Da BBC News Brasil em Brasília

16/04/2019 12h54

O presidente Jair Bolsonaro (PSL) foi eleito com uma ampla agenda liberal para a economia, que prometia reduzir os gastos públicos e a interferência do Estado no mercado. Após poucos meses de governo, decisões do presidente e as complicações na articulação no Congresso têm colocado em xeque a força do ministro da Economia, Paulo Guedes, para implementar sua plataforma liberalizante.

De um lado, o receio de uma nova greve de caminhoneiros, movimento que provocou desabastecimento no país um ano atrás, levou o presidente a suspender bruscamente o aumento do preço do diesel anunciado pela Petrobras, sem dialogar previamente com o ministro.

Na tarde desta terça-feira, Bolsonaro se reúne com ministros e executivos da estatal para debater a política de preços.

De outro lado, a indisposição para negociar apoio com congressistas, prática taxada de "velha política" por Bolsonaro, tem dificultado o andamento da principal agenda do governo, a reforma da Previdência.

Em vez disso, os parlamentares avançaram nesta segunda-feira com outra proposta de alteração da Constituição para tornar obrigatória a liberação de recursos das emendas parlamentares coletivas para investimentos em seus Estados, medida que contraria os planos de Guedes de reduzir a rigidez do Orçamento federal.

A falta de articulação no Congresso pode ainda atrapalhar outra medida do ministério da Economia - a decisão de reajustar o salário mínimo em 2020 apenas pela inflação, acabando com a regra adotada pelos governos petistas de conceder aumento real.

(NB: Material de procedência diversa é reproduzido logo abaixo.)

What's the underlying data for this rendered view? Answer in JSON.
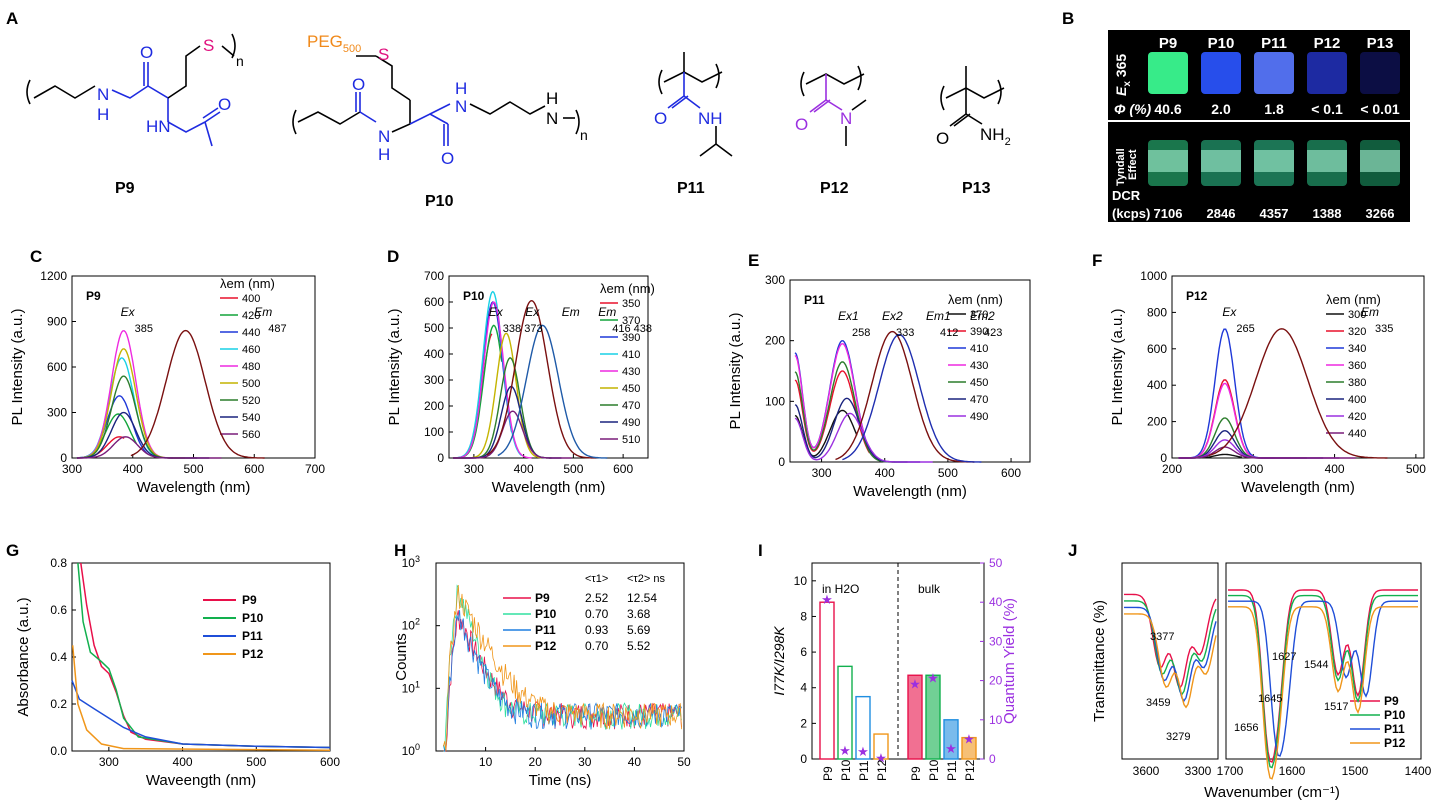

A proposta - que tem impacto de reduzir o aumento dos gastos públicos - foi enviada nesta segunda para análise dos parlamentares.

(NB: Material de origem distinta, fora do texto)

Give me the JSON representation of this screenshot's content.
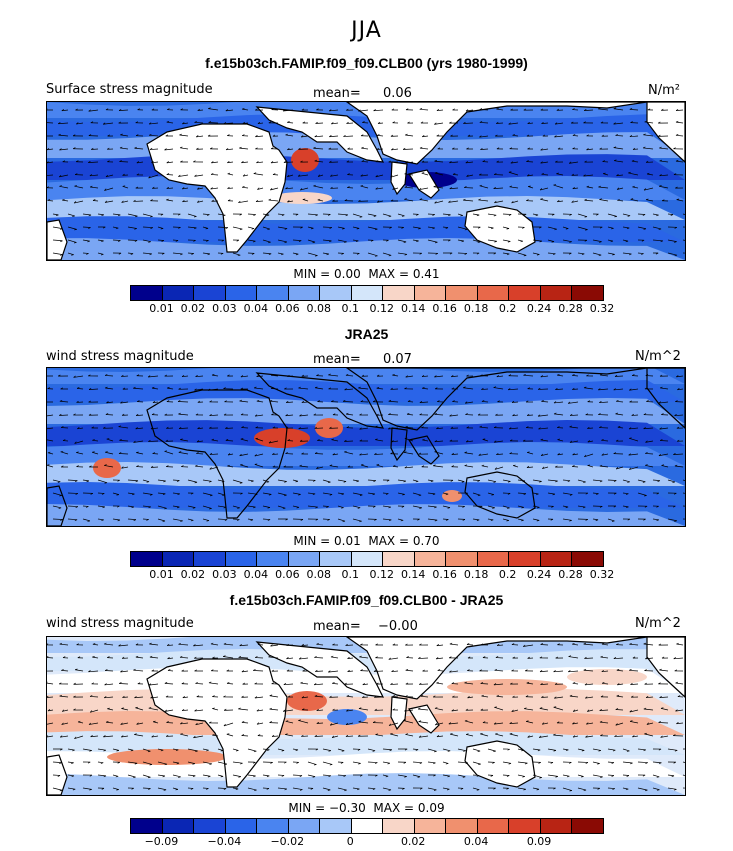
{
  "season": "JJA",
  "panels": [
    {
      "title": "f.e15b03ch.FAMIP.f09_f09.CLB00 (yrs 1980-1999)",
      "left_label": "Surface stress magnitude",
      "mean_label": "mean=",
      "mean_value": "0.06",
      "units": "N/m²",
      "min_label": "MIN =",
      "min_value": "0.00",
      "max_label": "MAX =",
      "max_value": "0.41"
    },
    {
      "title": "JRA25",
      "left_label": "wind stress magnitude",
      "mean_label": "mean=",
      "mean_value": "0.07",
      "units": "N/m^2",
      "min_label": "MIN =",
      "min_value": "0.01",
      "max_label": "MAX =",
      "max_value": "0.70"
    },
    {
      "title": "f.e15b03ch.FAMIP.f09_f09.CLB00 - JRA25",
      "left_label": "wind stress magnitude",
      "mean_label": "mean=",
      "mean_value": "−0.00",
      "units": "N/m^2",
      "min_label": "MIN =",
      "min_value": "−0.30",
      "max_label": "MAX =",
      "max_value": "0.09"
    }
  ],
  "colorbars": {
    "abs": {
      "colors": [
        "#00008c",
        "#0a26b4",
        "#1a44d4",
        "#2a64e8",
        "#4a84f0",
        "#7aa6f4",
        "#a8c8f8",
        "#d4e6fa",
        "#f8d6c8",
        "#f6b49a",
        "#f0906e",
        "#e8684a",
        "#d8402a",
        "#b82414",
        "#8a0a04"
      ],
      "ticks": [
        "0.01",
        "0.02",
        "0.03",
        "0.04",
        "0.06",
        "0.08",
        "0.1",
        "0.12",
        "0.14",
        "0.16",
        "0.18",
        "0.2",
        "0.24",
        "0.28",
        "0.32"
      ]
    },
    "diff": {
      "colors": [
        "#00008c",
        "#0a26b4",
        "#1a44d4",
        "#2a64e8",
        "#4a84f0",
        "#7aa6f4",
        "#a8c8f8",
        "#ffffff",
        "#f8d6c8",
        "#f6b49a",
        "#f0906e",
        "#e8684a",
        "#d8402a",
        "#b82414",
        "#8a0a04"
      ],
      "ticks": [
        "−0.09",
        "",
        "−0.04",
        "",
        "−0.02",
        "",
        "0",
        "",
        "0.02",
        "",
        "0.04",
        "",
        "0.09"
      ]
    }
  },
  "chart_data": [
    {
      "type": "heatmap",
      "title": "f.e15b03ch.FAMIP.f09_f09.CLB00 (yrs 1980-1999)",
      "variable": "Surface stress magnitude",
      "units": "N/m²",
      "mean": 0.06,
      "min": 0.0,
      "max": 0.41,
      "contour_levels": [
        0.01,
        0.02,
        0.03,
        0.04,
        0.06,
        0.08,
        0.1,
        0.12,
        0.14,
        0.16,
        0.18,
        0.2,
        0.24,
        0.28,
        0.32
      ]
    },
    {
      "type": "heatmap",
      "title": "JRA25",
      "variable": "wind stress magnitude",
      "units": "N/m^2",
      "mean": 0.07,
      "min": 0.01,
      "max": 0.7,
      "contour_levels": [
        0.01,
        0.02,
        0.03,
        0.04,
        0.06,
        0.08,
        0.1,
        0.12,
        0.14,
        0.16,
        0.18,
        0.2,
        0.24,
        0.28,
        0.32
      ]
    },
    {
      "type": "heatmap",
      "title": "f.e15b03ch.FAMIP.f09_f09.CLB00 - JRA25",
      "variable": "wind stress magnitude",
      "units": "N/m^2",
      "mean": -0.0,
      "min": -0.3,
      "max": 0.09,
      "contour_level_labels": [
        -0.09,
        -0.04,
        -0.02,
        0,
        0.02,
        0.04,
        0.09
      ]
    }
  ]
}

A BBC News Brasil explica a seguir o que está em jogo em cada uma dessas disputas para a agenda liberal de Guedes.

O dilema do diesel

Desde 2017, no governo Michel Temer, a Petrobras passou adotar uma política de preços livres para os combustíveis no país, repassando às distribuidoras as variações causadas pelas mudanças na cotação do petróleo no mercado.

Antes disso, o governo de Dilma Rousseff (PT) por diversas vezes determinou que a Petrobras mantivesse os preços congelados, mesmo em períodos de valorização do produto, medida que ajudava a conter a alta da inflação. O problema, segundo críticos dessa política, é que isso obrigava a Petrobras a subsidiar a venda de combustíveis no país, amargando perdas.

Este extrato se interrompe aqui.